South by Southwest: Charley Varrick

One of the starkest challenges faced by the auteurists in late sixties and early seventies was that many of their idols were dead or sidelined. Among those still working, their films looked increasingly, aggressively irrelevant—in the least, very shaky ground for proclaiming a given director an axiom of cinema. You might read Greg Ford championing Hawks’s Rio Lobo as “something entirely new” or Tim Hunter—in the Harvard Crimson(!)—declaring A Countess from Hong Kong the finest movie that Chaplin had ever made, but these were minority voices of enthusiasm in a youth-baiting media landscape that demonstrated considerable apathy towards the last gasps of the Hollywood veterans.
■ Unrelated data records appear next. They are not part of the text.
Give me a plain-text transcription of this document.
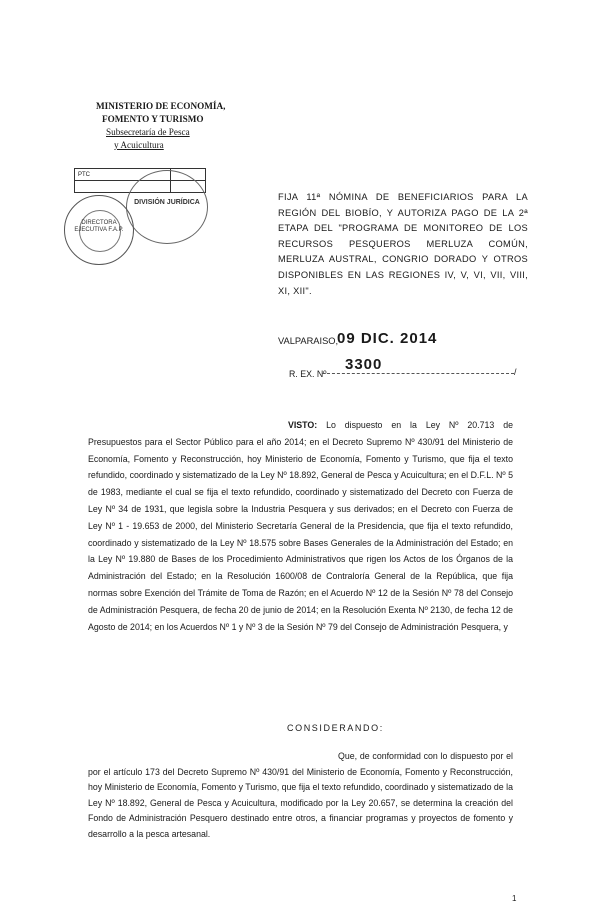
MINISTERIO DE ECONOMÍA,
FOMENTO Y TURISMO
Subsecretaría de Pesca
y Acuicultura
PTC	

DIVISIÓN JURÍDICA
DIRECTORA EJECUTIVA F.A.P.
FIJA 11ª NÓMINA DE BENEFICIARIOS PARA LA REGIÓN DEL BIOBÍO, Y AUTORIZA PAGO DE LA 2ª ETAPA DEL "PROGRAMA DE MONITOREO DE LOS RECURSOS PESQUEROS MERLUZA COMÚN, MERLUZA AUSTRAL, CONGRIO DORADO Y OTROS DISPONIBLES EN LAS REGIONES IV, V, VI, VII, VIII, XI, XII".
VALPARAISO,
09 DIC. 2014
R. EX. Nº
3300	/
VISTO: Lo dispuesto en la Ley Nº 20.713 de Presupuestos para el Sector Público para el año 2014; en el Decreto Supremo Nº 430/91 del Ministerio de Economía, Fomento y Reconstrucción, hoy Ministerio de Economía, Fomento y Turismo, que fija el texto refundido, coordinado y sistematizado de la Ley Nº 18.892, General de Pesca y Acuicultura; en el D.F.L. Nº 5 de 1983, mediante el cual se fija el texto refundido, coordinado y sistematizado del Decreto con Fuerza de Ley Nº 34 de 1931, que legisla sobre la Industria Pesquera y sus derivados; en el Decreto con Fuerza de Ley Nº 1 - 19.653 de 2000, del Ministerio Secretaría General de la Presidencia, que fija el texto refundido, coordinado y sistematizado de la Ley Nº 18.575 sobre Bases Generales de la Administración del Estado; en la Ley Nº 19.880 de Bases de los Procedimiento Administrativos que rigen los Actos de los Órganos de la Administración del Estado; en la Resolución 1600/08 de Contraloría General de la República, que fija normas sobre Exención del Trámite de Toma de Razón; en el Acuerdo Nº 12 de la Sesión Nº 78 del Consejo de Administración Pesquera, de fecha 20 de junio de 2014; en la Resolución Exenta Nº 2130, de fecha 12 de Agosto de 2014; en los Acuerdos Nº 1 y Nº 3 de la Sesión Nº 79 del Consejo de Administración Pesquera, y
CONSIDERANDO:
Que, de conformidad con lo dispuesto por el por el artículo 173 del Decreto Supremo Nº 430/91 del Ministerio de Economía, Fomento y Reconstrucción, hoy Ministerio de Economía, Fomento y Turismo, que fija el texto refundido, coordinado y sistematizado de la Ley Nº 18.892, General de Pesca y Acuicultura, modificado por la Ley 20.657, se determina la creación del Fondo de Administración Pesquero destinado entre otros, a financiar programas y proyectos de fomento y desarrollo a la pesca artesanal.
1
In some sense, that apathy was earned. A film like Ford’s 7 Women (acclaimed by Andrew Sarris and awarded the highest rating by a sizable number of Sight and Sound contributors) was clearly and actively out of step with its cultural moment—resurrecting forms of melodrama, ethnic masquerade, and studio-bound choreography that can only be described as reactionary. For those who admired Ford for his ability to sketch thorough examinations of American history and culture in popular terms, major stars and the baggage wrapped up in them very much part of the equation, 7 Women looked like an obvious diminution and retreat. (On the other hand, 7 Women remains notable today for its confused but obviously sincere account of sexual upheaval; if it was an irrelevant film for 1966, it at least had the good sense to make its irrelevance central and bewilderingly felt.)